Ecco  tutti i vincitori del Capri-San Michele
 “L’Italia dei sentieri Frassati” di Antonello Sica e Dante Colli, Club Alpino Italiano, opera vincitrice della XXXIV Edizione del Premio Capri – S. Michele
Premio speciale a “Liberiamo il tempo”, EMI, e “Chiamate in attesa”, Vita e Pensiero, di Josè Tolentino Mendonça.
Premio Grotta Azzurra a “Servitore di Dio e dell’umanità. La biografia di Benedetto XVI” di Elio Guerriero, Mondadori, ed a “Joseph Ratzinger – Benedetto XVI. Immagini d’una vita” di Maria Giuseppina Buonanno e Luca Caruso, San Paolo
Per le altre sezioni. Attualità:La fine dell’Europa. Nuove moschee e chiese abbandonate” di Giulio Meotti, Cantagalli; economia: “Economia della pace” di Raul Caruso, Il Mulino; giovani: “Tecnologie di comunità” di Pier Cesare Rivoltella, La Scuola; politica: “I migliori al potere. La qualità nella rappresentazione politica” di Antonio Campati, Rubbettino.

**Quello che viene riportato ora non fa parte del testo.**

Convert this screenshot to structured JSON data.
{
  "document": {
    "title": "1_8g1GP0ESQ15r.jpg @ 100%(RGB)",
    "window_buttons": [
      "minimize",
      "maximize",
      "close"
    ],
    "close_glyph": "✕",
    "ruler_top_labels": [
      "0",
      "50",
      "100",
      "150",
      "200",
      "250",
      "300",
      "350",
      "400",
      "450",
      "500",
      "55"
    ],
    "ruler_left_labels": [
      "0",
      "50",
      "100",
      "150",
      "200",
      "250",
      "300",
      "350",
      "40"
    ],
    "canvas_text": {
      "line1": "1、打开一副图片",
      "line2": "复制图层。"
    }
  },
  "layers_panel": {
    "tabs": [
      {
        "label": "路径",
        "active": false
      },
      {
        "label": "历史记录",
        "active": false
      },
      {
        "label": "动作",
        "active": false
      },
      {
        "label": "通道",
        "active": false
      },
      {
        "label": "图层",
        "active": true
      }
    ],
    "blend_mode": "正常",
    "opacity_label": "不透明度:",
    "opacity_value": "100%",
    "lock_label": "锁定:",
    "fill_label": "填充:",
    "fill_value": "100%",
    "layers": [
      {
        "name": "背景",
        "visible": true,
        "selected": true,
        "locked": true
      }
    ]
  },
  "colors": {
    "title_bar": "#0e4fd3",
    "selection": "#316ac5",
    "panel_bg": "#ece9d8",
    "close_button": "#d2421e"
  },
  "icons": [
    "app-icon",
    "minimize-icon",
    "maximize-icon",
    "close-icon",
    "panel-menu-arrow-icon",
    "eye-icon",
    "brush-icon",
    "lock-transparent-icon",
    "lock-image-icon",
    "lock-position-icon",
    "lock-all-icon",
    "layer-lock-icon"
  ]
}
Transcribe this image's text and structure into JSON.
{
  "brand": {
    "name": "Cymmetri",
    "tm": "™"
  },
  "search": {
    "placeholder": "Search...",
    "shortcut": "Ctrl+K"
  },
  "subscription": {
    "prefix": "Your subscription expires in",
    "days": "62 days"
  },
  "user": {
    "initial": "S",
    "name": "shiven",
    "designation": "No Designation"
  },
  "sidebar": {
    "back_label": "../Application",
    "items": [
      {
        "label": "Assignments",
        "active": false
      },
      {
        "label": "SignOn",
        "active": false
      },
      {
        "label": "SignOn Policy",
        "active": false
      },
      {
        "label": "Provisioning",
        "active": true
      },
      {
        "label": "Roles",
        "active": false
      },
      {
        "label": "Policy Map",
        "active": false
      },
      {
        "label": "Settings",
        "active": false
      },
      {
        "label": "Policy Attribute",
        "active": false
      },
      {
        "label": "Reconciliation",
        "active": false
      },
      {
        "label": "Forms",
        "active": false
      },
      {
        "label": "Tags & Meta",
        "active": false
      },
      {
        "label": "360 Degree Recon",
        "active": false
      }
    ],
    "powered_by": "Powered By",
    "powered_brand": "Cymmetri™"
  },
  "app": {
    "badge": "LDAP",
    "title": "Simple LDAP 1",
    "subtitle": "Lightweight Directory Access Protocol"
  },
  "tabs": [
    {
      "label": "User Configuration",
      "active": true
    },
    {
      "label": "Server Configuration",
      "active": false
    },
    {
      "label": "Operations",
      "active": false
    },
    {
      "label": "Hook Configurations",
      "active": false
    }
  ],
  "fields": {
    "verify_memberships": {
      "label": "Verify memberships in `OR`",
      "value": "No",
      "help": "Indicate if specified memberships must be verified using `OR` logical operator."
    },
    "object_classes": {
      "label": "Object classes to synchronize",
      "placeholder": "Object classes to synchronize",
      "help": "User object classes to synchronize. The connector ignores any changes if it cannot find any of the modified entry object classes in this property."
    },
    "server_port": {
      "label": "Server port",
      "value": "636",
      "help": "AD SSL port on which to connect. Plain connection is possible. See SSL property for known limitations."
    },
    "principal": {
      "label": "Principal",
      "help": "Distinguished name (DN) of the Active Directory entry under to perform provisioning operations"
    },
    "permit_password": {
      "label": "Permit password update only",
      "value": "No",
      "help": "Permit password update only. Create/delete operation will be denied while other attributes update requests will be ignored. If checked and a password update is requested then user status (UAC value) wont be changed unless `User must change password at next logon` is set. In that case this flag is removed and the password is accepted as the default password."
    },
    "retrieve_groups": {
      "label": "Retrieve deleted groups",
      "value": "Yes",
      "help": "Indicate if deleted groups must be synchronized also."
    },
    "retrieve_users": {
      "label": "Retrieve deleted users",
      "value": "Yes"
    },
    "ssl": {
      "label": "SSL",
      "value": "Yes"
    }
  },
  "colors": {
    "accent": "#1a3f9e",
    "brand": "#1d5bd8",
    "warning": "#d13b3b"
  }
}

Premio Riviste a “Dialoghi”, Ave; il Premio Giornalistico Italo de Feo a Massimo Enrico Milone per “La Chiesa di Papa Francesco, i cattolici, la società”, Guida; premio Laura Rolandi a Maurizio Cotrufo per “La sanità malata”, Editoriale Scientifica; premio Anacapri a Anna Maria Siena Chianese per “Don Giovanni napoletano”, Guida.
 Riconoscimenti di varia umanità a: Marco Milano, giornalista pubblicista, docente; Tiberio Brunetti, consulente di comunicazione, scrittore; Lucia Ciavolino fondatrice e redattrice di “Frammenti di luce”
La giuria è presieduta da Lorenzo Ornaghi. Componenti: Grazia Bottiglieri Rizzo, Ermanno Corsi, Marta Murzi Saraceno, Raffaele Vacca. Presidente onorario, Francesco Paolo Casavola, membro onorario Vincenzo De Gregorio.